During the 15th Annual Global Healthcare Summit, AAPI has planned to organize in India at Hotel AVASA in Hyderabad from 5 to 7 January 2022. Physician leaders from the United States and India will have an opportunity to brainstorm and explore ways to focus on the theme, “Transformation of Healthcare through Telehealth and Technology usage during this post-Covid Era”, recommend possible ways to plan and implement preventive medicine that will save resources and precious human lives.

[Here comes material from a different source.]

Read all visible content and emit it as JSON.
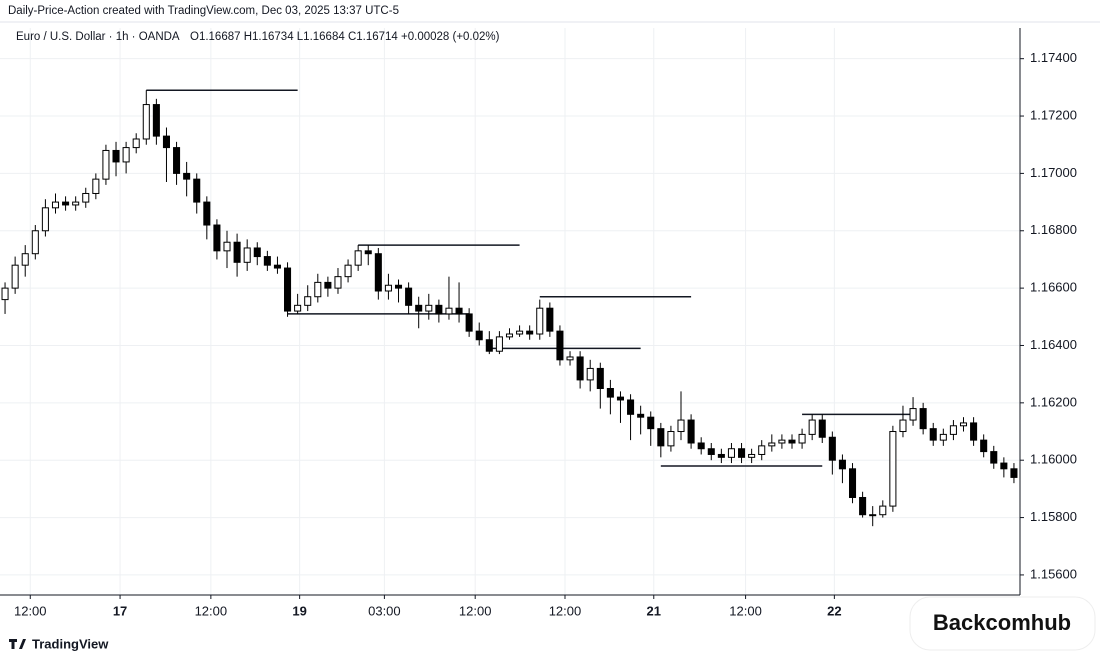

We hope that Government of India will appoint an expert panel of nationally recognized experts in the disciplines of preventive medicine and primary care, including internal medicine, family medicine, geriatrics, pediatrics, preventive medicine, behavioral medicine, public health, obstetrics and gynecology, and nursing to create an Indian Preventive Task Force (IPTF), whose recommendations should be promoted and implemented as part of the free annual physical exam or telemedicine visit at government hospitals and primary care centers. In addition, private hospitals and insurance companies should be encouraged to provide annual physical exams or telehealth visits, following IPTF recommendations for free or at affordable cost. Many of the routine lab tests, vaccinations, blood pressure checks, and some cancer screenings like self-breast examination can be done remotely and event at patient’s home with the help of Asha workers. The annual physical exam is a critical part of quality primary care and must be covered as part of the Indian healthcare system. To shift our healthcare from disease and treatment-centered, we need to elevate the value of primary care, mainly the annual physical exam, and recognize how critical this is to have a healthy nation and a healthier world.
With one of the largest populations in the world, India could lead the world in providing quality health care to all its citizens, and the recent Covid-19 vaccination drive is a great example. However, the biggest democracy in the world needs urgent investment in the health of all its citizens and reform the public healthcare system.
Dr Anupama Gotimukula is the President of the American Association of Physicians of Indian Origin (AAPI), resides in San Antonio, TX. A board-certified Pediatric Anesthesiologist, practicing since 2007, Dr Gotimukula is affiliated with Christus Santa Rosa, Baptist, and Methodist Healthcare systems in San Antonio.
Prof (Dr) Joseph M. Chalil is an Adjunct Professor & Chair of the Complex Health Systems advisory board at Nova Southeastern University’s School of Business; Chairman of the Indo-American Press Club and The Universal News Network publisher. Dr Chalil recently published a best sellre, “Beyond the COVID-19 Pandemic: Envisioning a Better World by Transforming the Future of Healthcare.”